Monday, January 02, 2006
Ortigas Center: Towards a Transit-Oriented City?
(Picture 1 shows Ortigas Center at night while Picture 2 shows the proposed covered walk along Edsa Avenue under the new 200 million-peso redevelopment plan. All pictures provided by Ortigas & Company).
The Ortigas & Company announced last week that the company is pursuing a P200 million redevelopment program of the 100-hectare Ortigas Center to raise property values and upgrade its status as a “premiere” business district of Metro Manila at par with Makati.
In an interview with media representatives, Rex Drilon, chief operating officer of the Ortigas and Company, said they had hired the services of the Palafox and Associates to prepare a master plan to transform Ortigas Center into “transport-oriented, pedestrian-friendly, mixed-use” business center.
The plan, Drilon said translates to the construction of elevated walkways; appropriate signages based on international standards; improved streetscapes with wider sidewalks, street greens, railings, and better lamp posts; and covered ground-level walkways.
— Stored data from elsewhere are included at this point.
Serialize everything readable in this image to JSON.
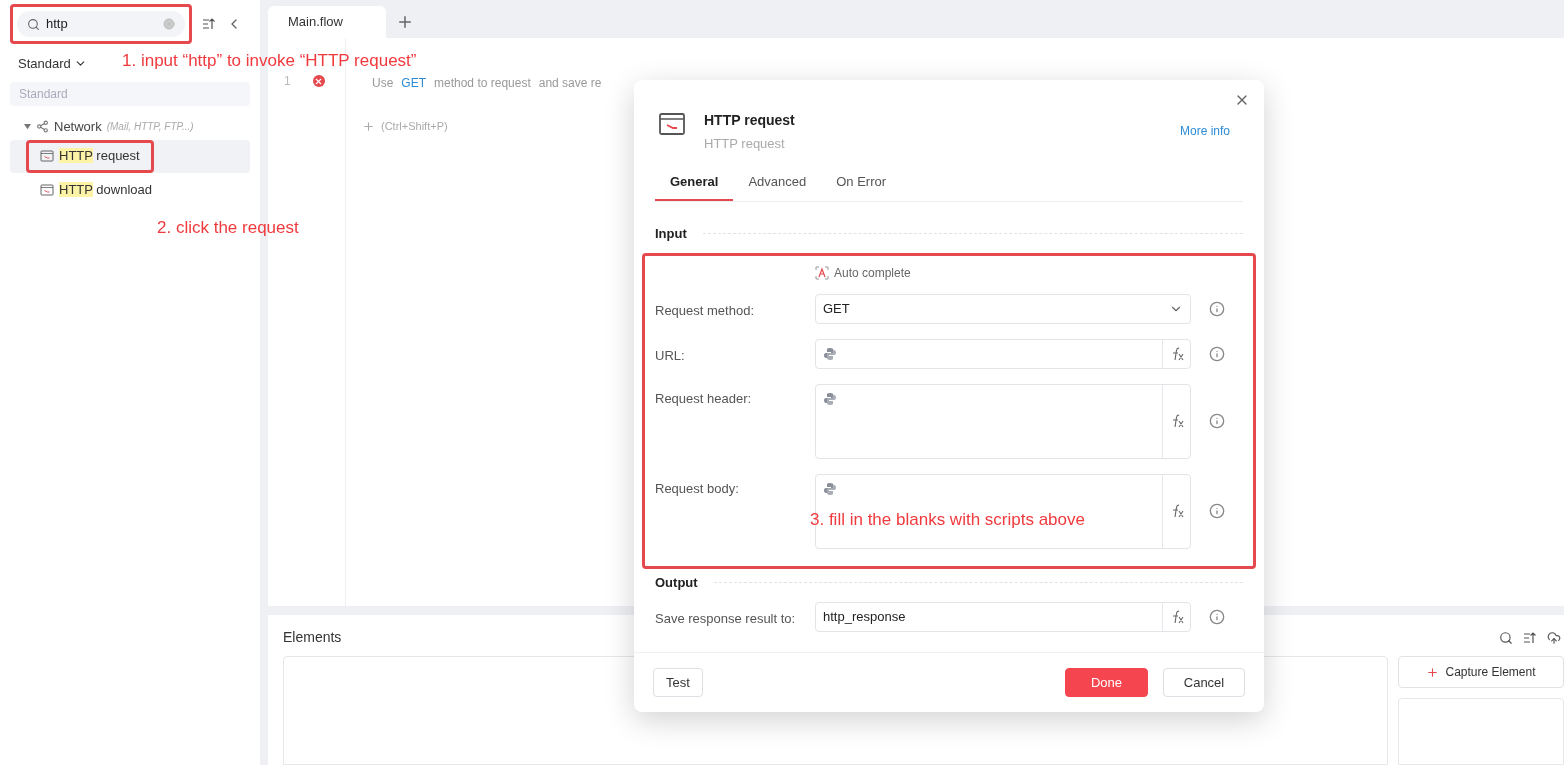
{
  "sidebar": {
    "search": {
      "value": "http",
      "highlighted": true
    },
    "category_dropdown": "Standard",
    "category_label": "Standard",
    "tree": [
      {
        "label": "Network",
        "hint": "(Mail, HTTP, FTP...)",
        "expanded": true,
        "children": [
          {
            "match": "HTTP",
            "label": "request",
            "selected": true,
            "highlighted": true
          },
          {
            "match": "HTTP",
            "label": "download",
            "selected": false,
            "highlighted": false
          }
        ]
      }
    ]
  },
  "tabs": [
    {
      "label": "Main.flow",
      "selected": true
    }
  ],
  "flow": {
    "steps": [
      {
        "number": "1",
        "error": true,
        "description": [
          {
            "kind": "plain",
            "text": "Use"
          },
          {
            "kind": "keyword",
            "text": "GET"
          },
          {
            "kind": "plain",
            "text": "method to request"
          },
          {
            "kind": "plain",
            "text": "and save re"
          }
        ]
      }
    ],
    "add_hint": "(Ctrl+Shift+P)"
  },
  "elements_panel": {
    "title": "Elements",
    "capture_button": "Capture Element"
  },
  "dialog": {
    "title": "HTTP request",
    "subtitle": "HTTP request",
    "more_info": "More info",
    "tabs": [
      {
        "label": "General",
        "selected": true
      },
      {
        "label": "Advanced",
        "selected": false
      },
      {
        "label": "On Error",
        "selected": false
      }
    ],
    "input_heading": "Input",
    "auto_complete": "Auto complete",
    "highlighted": true,
    "fields": [
      {
        "kind": "select",
        "label": "Request method:",
        "value": "GET"
      },
      {
        "kind": "input",
        "label": "URL:"
      },
      {
        "kind": "textarea",
        "label": "Request header:"
      },
      {
        "kind": "textarea",
        "label": "Request body:"
      }
    ],
    "output_heading": "Output",
    "output_fields": [
      {
        "kind": "input",
        "label": "Save response result to:",
        "value": "http_response"
      }
    ],
    "buttons": [
      {
        "label": "Test",
        "kind": "secondary"
      },
      {
        "label": "Done",
        "kind": "primary"
      },
      {
        "label": "Cancel",
        "kind": "secondary"
      }
    ]
  },
  "annotations": [
    {
      "text": "1. input “http” to invoke “HTTP request”"
    },
    {
      "text": "2. click the request"
    },
    {
      "text": "3. fill in the blanks with scripts above"
    }
  ]
}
Mimicking Los Angeles, the plan would also involve the construction of five 60-foot pylons to serve as markers for the five major entrances to the Ortigas Center.
The elevated walkway is intended to facilitate mobility of people, particularly pedestrians, from the public transport systems like the Metro Rail Transit, buses and jeepneys stops towards the major shopping centers, hotels, schools, and offices within the business district.
According to Drilon, Bayani Fernando, the chair of the Metropolitan Manila Development Authority and the local governments of Pasig City, Mandaluyong, and Quezon City have already approved the master plan “in principle.” Nevertheless, Drilon expects all the projects to be completed within five years.
Drilon admitted that the master plan is his company’s strategy for Ortigas Center to catch up with Makati central business district and other emerging business centers in the metropolis.
“Ortigas Center has lagged behind Makati in terms of desirability as a business district [as manifested by] lower land values, lower rental rates, and lower occupancy rates,” said Drilon. “Makati has been redeveloping and new business business districts are threatening to overtake Ortigas Center—Filinvest Corporate City, Madrigal Business Park, Rockwell, Eastwood City, Araneta Center, among others.”
Drilon said land values in Ortigas is only about P75,000 per square meter while a prime land in Makati would now costs as high as P120,000 per square meter.
In an earlier interview with Claro Cordero, property analyst of the Leechiu and Associates, vacancy rate in Makati is just 5 percent as against Ortigas 10 percent or higher.
Part of the original 4,000 “Mandaloyon estate” that were obtained by the Ortigas family from the friars, the Ortigas Center was envisioned as a “first class commercial and business complex.” The center currently houses big local and international institutions including the Philippine Stock Exchange, San Miguel Corporation, Shoemart, Robinsons Malls, World Bank and the Asian Development Bank. A lot of call centers companies have set-up operations in the area due to its central location.
The redevelopment of Ortigas Center, Drilon said, has recently become more urgent as lot owners have started to complain about traffic congestion, ugly and unfinished structures, dug-up or bad roads, and “pedestrian unfriendliness.”
Costing P200 million, the redevelopment program would be broken down as follows: elevated walkway (P27.4 million), pylons at entrances (P3.4 million), streetscape (P31.54 million), waiting sheds (P7.76 million), lamp posts (P114.46 million), signages and others (P1.5 million). Drilon said the total amount amount is actually PP186 million but they are reserving P14 million for other costs.
Drilon said that his company and the Ortigas Center Association are currently discussing how the P200 million project cost would be shared but they are hoping that LGUs will shoulder most of the costs. And while this process is on-going, Ortigas and Company, Drilon stressed, has allocated about P27 million from its own funds to jumpstart the construction of the five pylons at five several sites, namely the ADB Avenue-Ortigas Avenue extension, Ortigas Jr. Avenue-Ortigas Avene Intersection, Doña Juliana Vargas-Meralco Intersection, San Miguel Avenue-Shaw Boulevard Intersection, and the St. Francis Street-Shaw Boulevard Intersection.
(I owe this post to Rex Drilon, chief operating officer of Ortigas & Company. A few weeks ago, I posted a blog criticizing Ortigas Center as a “cruel city” for its lack of facilities for pedestrians. Two days after, Mr. Drilon invited me to a pre-New Year briefing re Ortigas Center’s newly approved “master plan” designed to address complaints about traffic congestion, and pedestrian-unfriendliness. The story above is the result of that briefing.)